The only thing Kirkland gets from Sound Transit is the shaft

To my fellow Kirkland residents: Do you remember last Summer and Fall when your mailbox bulged with flyers promoting Sound Transit III? All the phone calls, push polls, and incessant print, radio, and television advertising. All that stopped, abruptly, as soon as they convinced enough (people) to vote “Yes” for new property taxes, higher sales taxes, and the incredibly inflated motor vehicle excise taxes we are experiencing now. They never noted in those election-season ads the true accomplishments of Sound Transit: Highest per-mile construction costs for light rail. Highest per-rider subsidies for Sounder heavy rail. “Sub-Area Equity”, the concept that sold the public on the first phase (second vote) utterly abandoned.

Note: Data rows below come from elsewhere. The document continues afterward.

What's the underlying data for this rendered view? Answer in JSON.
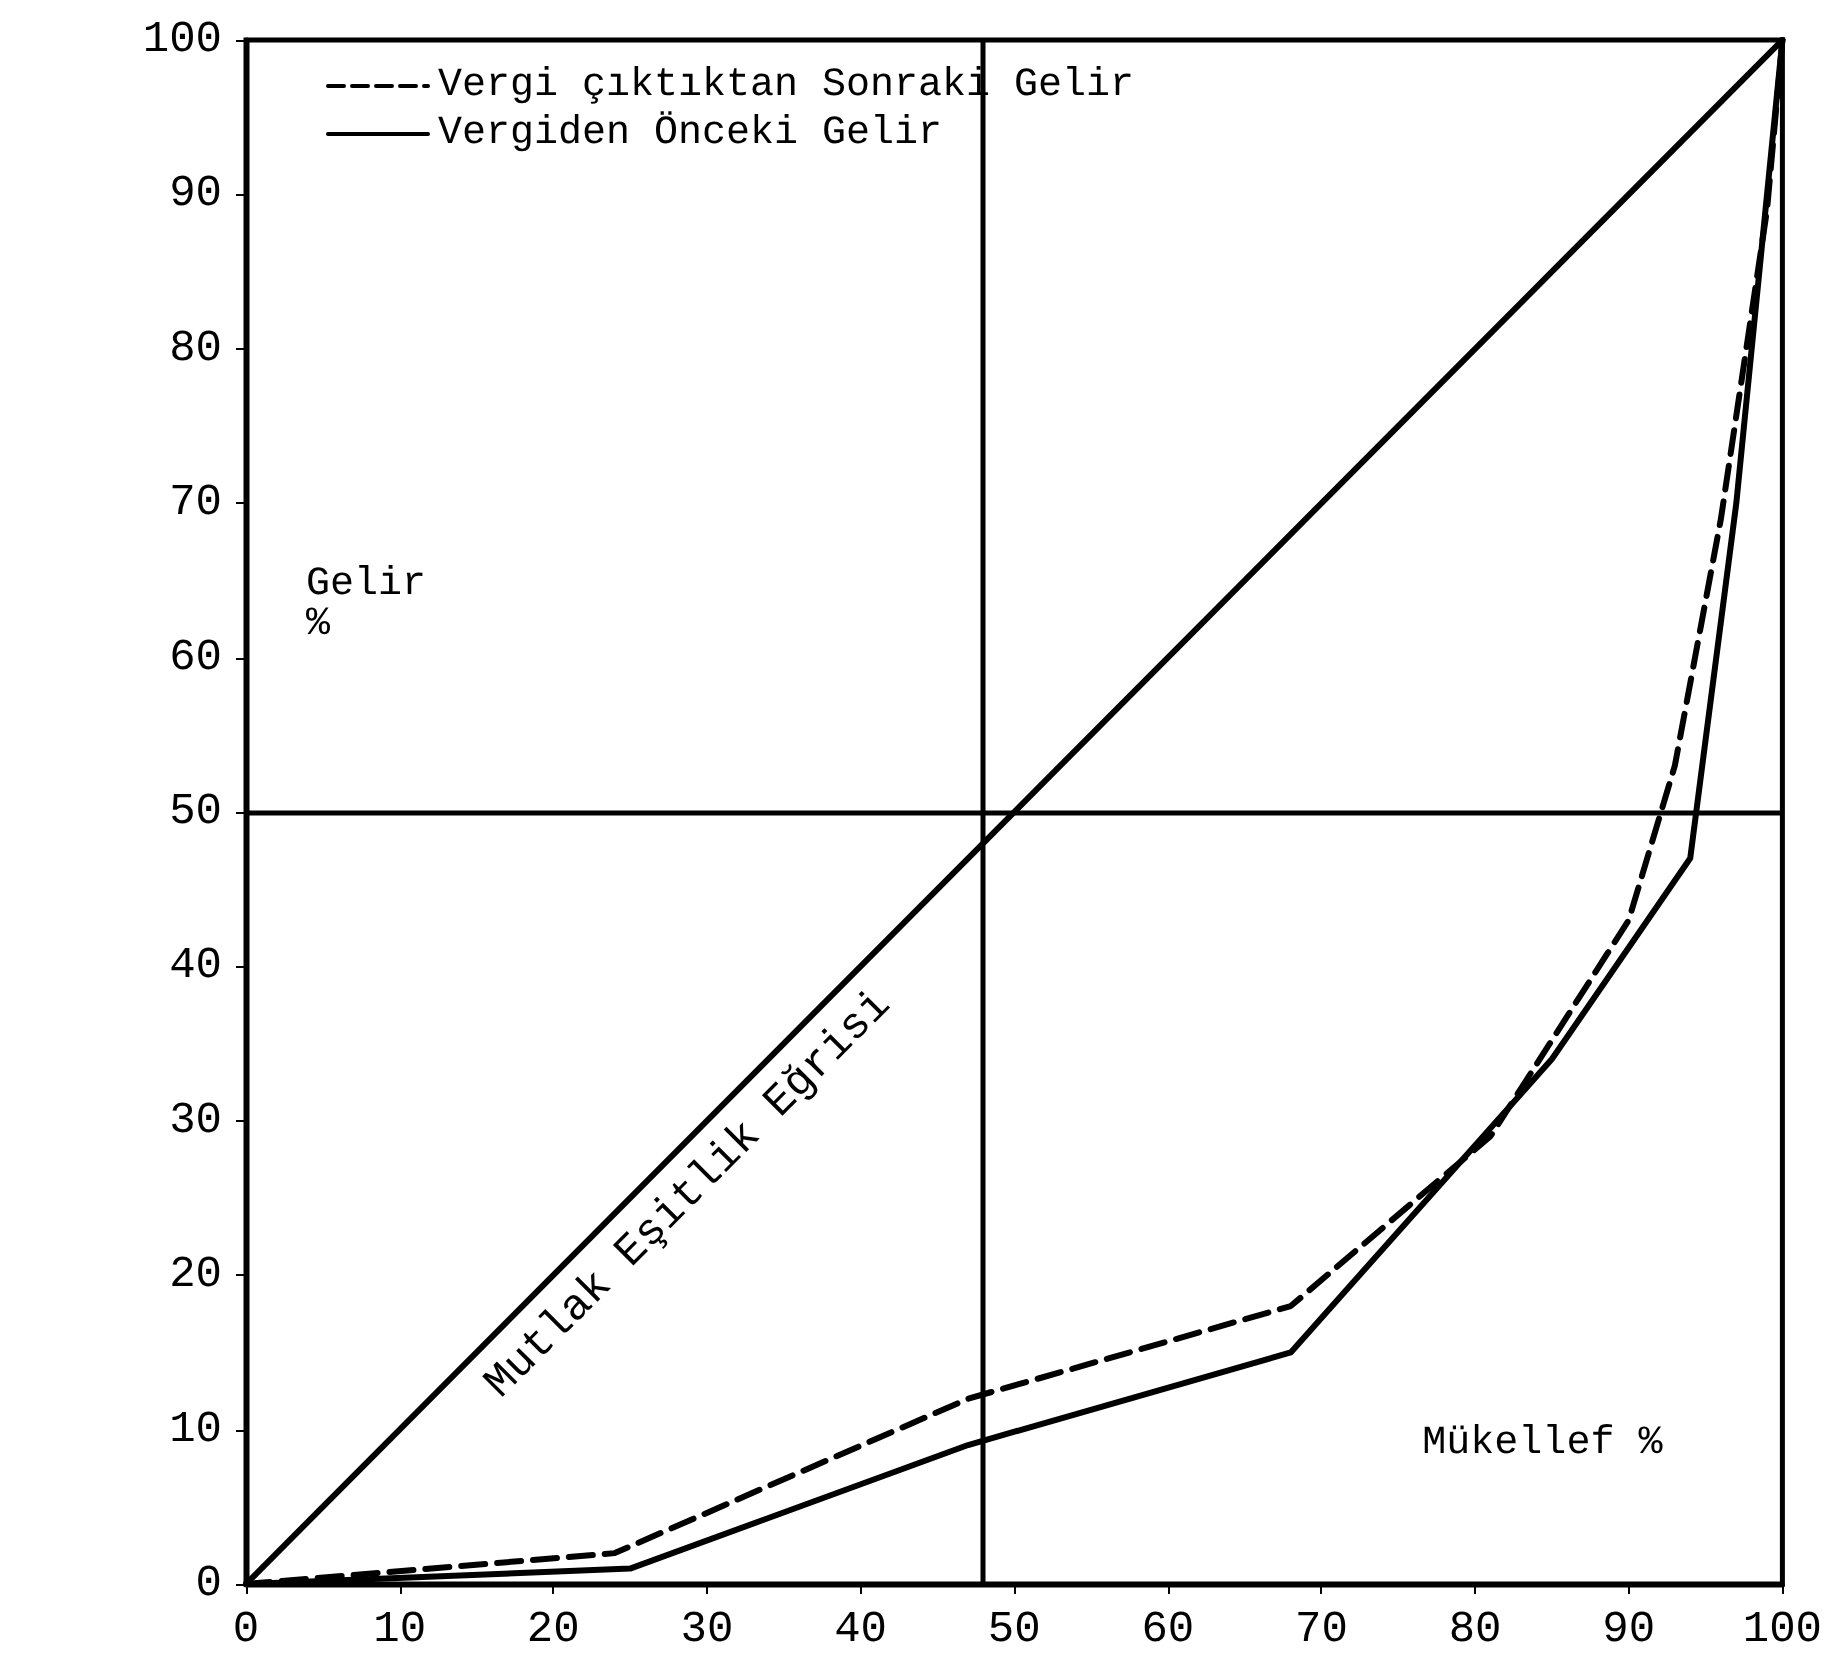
{
  "chart_data": {
    "type": "line",
    "xlabel": "Mükellef %",
    "ylabel": "Gelir\n%",
    "xlim": [
      0,
      100
    ],
    "ylim": [
      0,
      100
    ],
    "xticks": [
      0,
      10,
      20,
      30,
      40,
      50,
      60,
      70,
      80,
      90,
      100
    ],
    "yticks": [
      0,
      10,
      20,
      30,
      40,
      50,
      60,
      70,
      80,
      90,
      100
    ],
    "series": [
      {
        "color": "#000000",
        "line_style": "solid",
        "x": [
          0,
          100
        ],
        "values": [
          0,
          100
        ]
      },
      {
        "name": "Vergi çıktıktan Sonraki Gelir",
        "color": "#000000",
        "line_style": "dashed",
        "x": [
          0,
          24,
          47,
          68,
          81,
          90,
          93,
          96,
          99,
          100
        ],
        "values": [
          0,
          2,
          12,
          18,
          29,
          43,
          53,
          69,
          89,
          100
        ]
      },
      {
        "name": "Vergiden Önceki Gelir",
        "color": "#000000",
        "line_style": "solid",
        "x": [
          0,
          25,
          47,
          68,
          85,
          94,
          97,
          100
        ],
        "values": [
          0,
          1,
          9,
          15,
          34,
          47,
          70,
          100
        ]
      }
    ],
    "ref_lines": [
      {
        "axis": "x",
        "value": 48,
        "color": "#000000"
      },
      {
        "axis": "y",
        "value": 50,
        "color": "#000000"
      }
    ],
    "annotations": [
      {
        "text": "Mutlak Eşitlik Eğrisi",
        "x": 27,
        "y": 27
      }
    ],
    "legend": "top left",
    "grid": false,
    "marker": "none"
  }
}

What do we get out of ST-3? A spur line to the South Kirkland P&R “scheduled” to open (remember ST misses many deadlines, some by decades) in 2041! In contrast to all the information they couldn’t wait to provide us during the past election cycle, I had to learn about what Sound Transit has up their sleeve for us in a flyer I picked up at the King Street railroad station. This brochure, called “RIDE” is chock-a-block full of fun details about what Sound Transit will be inflicting upon Eastsiders in the years to come. Did you know that Sound Transit was going to take over both the South Bellevue and Overlake Park-and-Ride lots for five or six years to use as “staging areas” for their work? Rather than buy property they will develop into future parking facilities for commuters and prepare it for temporary use during construction, they commandeer transportation assets we paid for long, long ago.

What do you think happens to our South Kirkland P&R when Overlake and South Bellevue are confiscated? They didn’t number every space for the fun of it. Pay-to-Park is in our future. And what happens with all the commuter parking that clogs side streets along 108th Avenue NE right now? Does that get better, or worse?

The only thing Kirkland gets from Sound Transit is the shaft, but don’t expect most of our City Council, or County Councilmember (Claudia) Balducci, or the delegation from the 48th District in Olympia to do anything about it. They’re all in for higher taxes, and the ridiculously expensive, inefficient, and wholly Seattle-centric “regional” transit system our money is paying for. Wake up fellow Kirklanders!